Institute for Immunity, Transplantation and Infection, School of Medicine, Stanford University, CA, Stanford, USA.
Cancer Biology Graduate Program, School of Medicine, Stanford University, CA, Stanford, USA.
Genome Med. 2022 Mar 29;14(1):33. doi: 10.1186/s13073-022-01034-w.
Each year 3-6 million people develop life-threatening severe dengue (SD). Clinical warning signs for SD manifest late in the disease course and are nonspecific, leading to missed cases and excess hospital burden. Better SD prognostics are urgently needed.
We integrated 11 public datasets profiling the blood transcriptome of 365 dengue patients of all ages and from seven countries, encompassing biological, clinical, and technical heterogeneity. We performed an iterative multi-cohort analysis to identify differentially expressed genes (DEGs) between non-severe patients and SD progressors. Using only these DEGs, we trained an XGBoost machine learning model on public data to predict progression to SD. All model parameters were "locked" prior to validation in an independent, prospectively enrolled cohort of 377 dengue patients in Colombia. We measured expression of the DEGs in whole blood samples collected upon presentation, prior to SD progression. We then compared the accuracy of the locked XGBoost model and clinical warning signs in predicting SD.
We identified eight SD-associated DEGs in the public datasets and built an 8-gene XGBoost model that accurately predicted SD progression in the independent validation cohort with 86.4% (95% CI 68.2-100) sensitivity and 79.7% (95% CI 75.5-83.9) specificity. Given the 5.8% proportion of SD cases in this cohort, the 8-gene model had a positive and negative predictive value (PPV and NPV) of 20.9% (95% CI 16.7-25.6) and 99.0% (95% CI 97.7-100.0), respectively. Compared to clinical warning signs at presentation, which had 77.3% (95% CI 58.3-94.1) sensitivity and 39.7% (95% CI 34.7-44.9) specificity, the 8-gene model led to an 80% reduction in the number needed to predict (NNP) from 25.4 to 5.0. Importantly, the 8-gene model accurately predicted subsequent SD in the first three days post-fever onset and up to three days prior to SD progression.
The 8-gene XGBoost model, trained on heterogeneous public datasets, accurately predicted progression to SD in a large, independent, prospective cohort, including during the early febrile stage when SD prediction remains clinically difficult. The model has potential to be translated to a point-of-care prognostic assay to reduce dengue morbidity and mortality without overwhelming limited healthcare resources.

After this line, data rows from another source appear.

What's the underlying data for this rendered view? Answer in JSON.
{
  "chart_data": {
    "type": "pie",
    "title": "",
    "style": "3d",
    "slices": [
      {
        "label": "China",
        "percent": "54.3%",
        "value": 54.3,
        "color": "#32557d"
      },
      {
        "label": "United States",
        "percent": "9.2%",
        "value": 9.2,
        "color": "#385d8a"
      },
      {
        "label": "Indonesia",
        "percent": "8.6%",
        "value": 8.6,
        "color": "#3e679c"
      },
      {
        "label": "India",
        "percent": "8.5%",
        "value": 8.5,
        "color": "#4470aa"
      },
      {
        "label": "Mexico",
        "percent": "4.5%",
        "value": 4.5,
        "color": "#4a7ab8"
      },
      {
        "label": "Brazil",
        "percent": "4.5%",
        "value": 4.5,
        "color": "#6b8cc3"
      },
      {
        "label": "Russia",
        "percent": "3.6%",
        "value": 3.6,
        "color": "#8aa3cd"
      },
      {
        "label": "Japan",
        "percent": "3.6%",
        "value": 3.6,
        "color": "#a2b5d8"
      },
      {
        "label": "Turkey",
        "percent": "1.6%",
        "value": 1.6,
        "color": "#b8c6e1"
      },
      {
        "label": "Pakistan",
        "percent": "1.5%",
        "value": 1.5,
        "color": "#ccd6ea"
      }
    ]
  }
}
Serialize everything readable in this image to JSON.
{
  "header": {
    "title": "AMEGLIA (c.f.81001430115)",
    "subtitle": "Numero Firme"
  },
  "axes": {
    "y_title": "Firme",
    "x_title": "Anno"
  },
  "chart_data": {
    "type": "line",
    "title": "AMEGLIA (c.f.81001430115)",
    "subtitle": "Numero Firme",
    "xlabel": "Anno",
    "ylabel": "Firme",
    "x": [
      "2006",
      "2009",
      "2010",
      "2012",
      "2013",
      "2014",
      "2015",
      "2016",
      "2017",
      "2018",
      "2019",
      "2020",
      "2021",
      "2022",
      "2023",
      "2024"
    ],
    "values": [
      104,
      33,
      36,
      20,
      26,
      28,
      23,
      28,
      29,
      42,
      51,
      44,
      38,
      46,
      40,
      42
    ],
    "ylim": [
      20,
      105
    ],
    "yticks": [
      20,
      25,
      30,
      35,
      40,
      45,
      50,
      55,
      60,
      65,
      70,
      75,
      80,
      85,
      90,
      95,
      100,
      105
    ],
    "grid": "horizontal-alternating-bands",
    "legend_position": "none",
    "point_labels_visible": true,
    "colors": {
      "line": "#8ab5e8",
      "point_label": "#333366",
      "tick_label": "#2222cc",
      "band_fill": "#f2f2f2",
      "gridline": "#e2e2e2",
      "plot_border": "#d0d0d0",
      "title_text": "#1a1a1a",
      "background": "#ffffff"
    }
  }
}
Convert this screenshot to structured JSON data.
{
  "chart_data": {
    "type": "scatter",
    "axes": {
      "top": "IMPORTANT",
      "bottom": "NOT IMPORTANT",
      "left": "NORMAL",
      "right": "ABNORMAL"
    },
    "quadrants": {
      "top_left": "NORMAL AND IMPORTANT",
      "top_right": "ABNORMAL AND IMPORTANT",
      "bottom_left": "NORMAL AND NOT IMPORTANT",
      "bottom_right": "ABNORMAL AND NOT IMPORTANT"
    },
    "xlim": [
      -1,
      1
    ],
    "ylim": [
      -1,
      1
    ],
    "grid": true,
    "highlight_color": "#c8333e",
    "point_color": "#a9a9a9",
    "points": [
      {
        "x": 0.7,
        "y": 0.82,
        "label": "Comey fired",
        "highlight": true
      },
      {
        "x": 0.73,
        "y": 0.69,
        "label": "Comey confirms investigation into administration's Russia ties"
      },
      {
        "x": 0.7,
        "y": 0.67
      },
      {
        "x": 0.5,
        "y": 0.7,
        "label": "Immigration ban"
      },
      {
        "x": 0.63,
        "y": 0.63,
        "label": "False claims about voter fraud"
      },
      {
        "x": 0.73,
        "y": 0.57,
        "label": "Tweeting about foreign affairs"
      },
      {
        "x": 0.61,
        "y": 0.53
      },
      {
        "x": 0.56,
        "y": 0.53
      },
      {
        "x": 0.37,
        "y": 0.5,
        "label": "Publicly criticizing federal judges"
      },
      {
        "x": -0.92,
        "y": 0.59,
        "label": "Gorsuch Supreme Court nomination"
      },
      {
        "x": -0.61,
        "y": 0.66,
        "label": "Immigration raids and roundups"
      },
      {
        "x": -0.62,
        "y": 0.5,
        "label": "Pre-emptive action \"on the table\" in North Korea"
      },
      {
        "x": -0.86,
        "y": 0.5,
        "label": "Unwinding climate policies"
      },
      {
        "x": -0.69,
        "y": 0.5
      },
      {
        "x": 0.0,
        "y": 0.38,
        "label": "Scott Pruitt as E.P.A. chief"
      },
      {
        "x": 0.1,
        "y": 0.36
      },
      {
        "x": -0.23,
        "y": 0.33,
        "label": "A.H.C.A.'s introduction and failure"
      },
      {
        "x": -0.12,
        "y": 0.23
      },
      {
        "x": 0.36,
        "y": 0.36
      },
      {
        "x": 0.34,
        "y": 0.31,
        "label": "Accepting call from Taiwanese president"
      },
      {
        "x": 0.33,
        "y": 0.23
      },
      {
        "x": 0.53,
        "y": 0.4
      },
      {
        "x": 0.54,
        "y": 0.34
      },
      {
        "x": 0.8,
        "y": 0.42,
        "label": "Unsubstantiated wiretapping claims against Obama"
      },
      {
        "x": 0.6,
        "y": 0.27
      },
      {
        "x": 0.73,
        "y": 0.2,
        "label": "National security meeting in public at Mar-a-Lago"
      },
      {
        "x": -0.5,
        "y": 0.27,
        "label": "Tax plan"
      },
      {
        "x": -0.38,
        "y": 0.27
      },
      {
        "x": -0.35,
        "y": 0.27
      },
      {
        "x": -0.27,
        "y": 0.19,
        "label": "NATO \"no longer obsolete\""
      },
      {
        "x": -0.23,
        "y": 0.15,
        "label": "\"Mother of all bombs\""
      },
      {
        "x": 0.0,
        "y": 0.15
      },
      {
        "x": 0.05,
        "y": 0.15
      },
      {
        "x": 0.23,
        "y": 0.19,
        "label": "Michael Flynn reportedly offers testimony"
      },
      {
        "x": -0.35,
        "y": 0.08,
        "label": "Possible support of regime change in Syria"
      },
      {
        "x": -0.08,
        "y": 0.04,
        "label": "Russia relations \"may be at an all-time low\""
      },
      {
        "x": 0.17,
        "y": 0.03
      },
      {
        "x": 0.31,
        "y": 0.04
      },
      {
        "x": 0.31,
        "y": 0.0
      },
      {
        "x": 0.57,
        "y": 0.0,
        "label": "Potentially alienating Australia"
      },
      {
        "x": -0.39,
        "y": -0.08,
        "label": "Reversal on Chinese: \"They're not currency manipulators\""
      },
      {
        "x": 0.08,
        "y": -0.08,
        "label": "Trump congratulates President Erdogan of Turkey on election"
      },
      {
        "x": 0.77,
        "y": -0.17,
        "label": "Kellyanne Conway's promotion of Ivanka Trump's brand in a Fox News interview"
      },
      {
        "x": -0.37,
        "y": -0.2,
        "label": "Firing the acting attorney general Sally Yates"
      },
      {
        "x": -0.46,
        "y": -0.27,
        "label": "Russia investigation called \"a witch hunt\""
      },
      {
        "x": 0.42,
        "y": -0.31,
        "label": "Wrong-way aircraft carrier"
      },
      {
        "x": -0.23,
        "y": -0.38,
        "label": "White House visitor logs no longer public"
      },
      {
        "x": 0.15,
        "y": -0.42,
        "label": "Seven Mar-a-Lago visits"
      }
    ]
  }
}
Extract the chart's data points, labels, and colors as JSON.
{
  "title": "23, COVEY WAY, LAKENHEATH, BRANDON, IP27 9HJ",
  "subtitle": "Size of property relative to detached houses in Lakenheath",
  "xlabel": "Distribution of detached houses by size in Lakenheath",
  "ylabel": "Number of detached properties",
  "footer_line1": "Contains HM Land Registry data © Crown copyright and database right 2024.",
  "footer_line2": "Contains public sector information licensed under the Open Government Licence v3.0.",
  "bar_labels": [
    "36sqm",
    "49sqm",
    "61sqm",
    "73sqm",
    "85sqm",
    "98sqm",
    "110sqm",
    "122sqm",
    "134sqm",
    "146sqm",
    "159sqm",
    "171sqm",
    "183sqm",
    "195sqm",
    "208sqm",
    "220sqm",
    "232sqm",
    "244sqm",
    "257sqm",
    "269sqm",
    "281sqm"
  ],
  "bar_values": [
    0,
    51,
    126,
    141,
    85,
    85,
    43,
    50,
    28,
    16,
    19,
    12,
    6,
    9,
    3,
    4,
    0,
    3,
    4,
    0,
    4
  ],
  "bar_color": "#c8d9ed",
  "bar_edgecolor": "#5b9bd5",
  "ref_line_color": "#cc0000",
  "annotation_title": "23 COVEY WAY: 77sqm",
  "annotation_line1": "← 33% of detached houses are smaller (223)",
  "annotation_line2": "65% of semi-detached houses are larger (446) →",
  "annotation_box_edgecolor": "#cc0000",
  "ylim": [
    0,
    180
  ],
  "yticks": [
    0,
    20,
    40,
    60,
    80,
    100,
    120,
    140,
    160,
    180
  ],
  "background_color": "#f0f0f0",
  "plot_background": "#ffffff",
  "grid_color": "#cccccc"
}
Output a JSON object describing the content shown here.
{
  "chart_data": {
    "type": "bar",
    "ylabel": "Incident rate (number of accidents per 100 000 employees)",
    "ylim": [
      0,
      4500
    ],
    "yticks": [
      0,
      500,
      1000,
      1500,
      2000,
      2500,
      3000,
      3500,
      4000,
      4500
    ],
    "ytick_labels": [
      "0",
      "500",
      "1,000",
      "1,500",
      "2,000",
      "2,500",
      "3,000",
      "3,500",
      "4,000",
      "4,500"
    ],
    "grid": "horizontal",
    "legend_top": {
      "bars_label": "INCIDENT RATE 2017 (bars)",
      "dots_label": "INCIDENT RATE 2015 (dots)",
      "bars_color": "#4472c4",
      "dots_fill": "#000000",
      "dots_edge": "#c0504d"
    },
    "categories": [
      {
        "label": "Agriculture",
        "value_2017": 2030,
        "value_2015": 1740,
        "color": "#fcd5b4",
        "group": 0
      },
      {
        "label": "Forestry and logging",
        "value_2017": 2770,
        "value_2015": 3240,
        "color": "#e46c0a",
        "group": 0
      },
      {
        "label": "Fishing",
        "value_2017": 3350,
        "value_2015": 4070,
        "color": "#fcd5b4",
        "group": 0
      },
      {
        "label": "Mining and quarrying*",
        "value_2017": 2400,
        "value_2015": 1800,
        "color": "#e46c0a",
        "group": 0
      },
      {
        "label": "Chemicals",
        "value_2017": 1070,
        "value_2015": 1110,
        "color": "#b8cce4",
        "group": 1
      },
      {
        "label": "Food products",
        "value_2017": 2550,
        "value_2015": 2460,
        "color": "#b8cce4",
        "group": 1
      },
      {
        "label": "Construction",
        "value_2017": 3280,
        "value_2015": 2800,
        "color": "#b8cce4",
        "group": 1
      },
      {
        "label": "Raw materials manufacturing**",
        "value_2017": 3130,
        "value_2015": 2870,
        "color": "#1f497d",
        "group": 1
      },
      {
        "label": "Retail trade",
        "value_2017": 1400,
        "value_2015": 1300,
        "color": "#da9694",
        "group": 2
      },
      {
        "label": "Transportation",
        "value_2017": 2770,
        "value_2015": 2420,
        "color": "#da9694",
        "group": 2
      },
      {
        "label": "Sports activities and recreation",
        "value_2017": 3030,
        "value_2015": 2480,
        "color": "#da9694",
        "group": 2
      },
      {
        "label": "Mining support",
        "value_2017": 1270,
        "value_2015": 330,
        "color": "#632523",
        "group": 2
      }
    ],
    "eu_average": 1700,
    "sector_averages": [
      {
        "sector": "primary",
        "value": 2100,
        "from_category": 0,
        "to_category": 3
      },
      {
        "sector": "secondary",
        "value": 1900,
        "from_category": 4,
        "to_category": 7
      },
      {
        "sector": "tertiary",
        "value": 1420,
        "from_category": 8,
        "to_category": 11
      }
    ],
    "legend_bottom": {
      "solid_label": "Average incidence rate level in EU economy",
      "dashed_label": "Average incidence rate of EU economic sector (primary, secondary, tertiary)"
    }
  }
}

每年有 300 万至 600 万人患上危及生命的严重登革热(SD)。SD 的临床预警信号在疾病过程后期出现,且不具有特异性,导致漏诊和医院负担过重。目前迫切需要更好的 SD 预后预测方法。
我们整合了 11 个公共数据集,这些数据集对来自 7 个国家的 365 名不同年龄的登革热患者的血液转录组进行了分析,涵盖了生物学、临床和技术异质性。我们进行了迭代多队列分析,以确定非严重患者和 SD 进展患者之间差异表达的基因(DEGs)。我们仅使用这些 DEGs,在哥伦比亚的一个前瞻性纳入的 377 名登革热患者的独立队列中使用 XGBoost 机器学习模型进行训练,以预测进展为 SD。在验证之前,所有模型参数都“锁定”。我们测量了在出现 SD 之前收集的全血样本中 DEGs 的表达水平。然后,我们比较了锁定的 XGBoost 模型和临床预警信号在预测 SD 方面的准确性。
我们在公共数据集中确定了 8 个与 SD 相关的 DEGs,并构建了一个 8 基因 XGBoost 模型,该模型在独立验证队列中准确预测了 SD 进展,敏感性为 86.4%(95%CI 68.2-100),特异性为 79.7%(95%CI 75.5-83.9)。鉴于该队列中 SD 病例的比例为 5.8%,8 基因模型的阳性预测值(PPV)和阴性预测值(NPV)分别为 20.9%(95%CI 16.7-25.6)和 99.0%(95%CI 97.7-100.0)。与出现 SD 时的临床预警信号相比,其敏感性为 77.3%(95%CI 58.3-94.1),特异性为 39.7%(95%CI 34.7-44.9),8 基因模型将预测值从 25.4 降低到 5.0,减少了 80%。重要的是,该模型在发热后最初三天内甚至在 SD 进展前三天就能够准确预测随后的 SD。
该 XGBoost 模型是在异质的公共数据集上训练的,可准确预测大型独立前瞻性队列中 SD 的进展,包括在临床预测仍然困难的发热早期阶段。该模型具有转化为床边预后检测的潜力,可以降低登革热的发病率和死亡率,而不会给有限的医疗资源带来过重负担。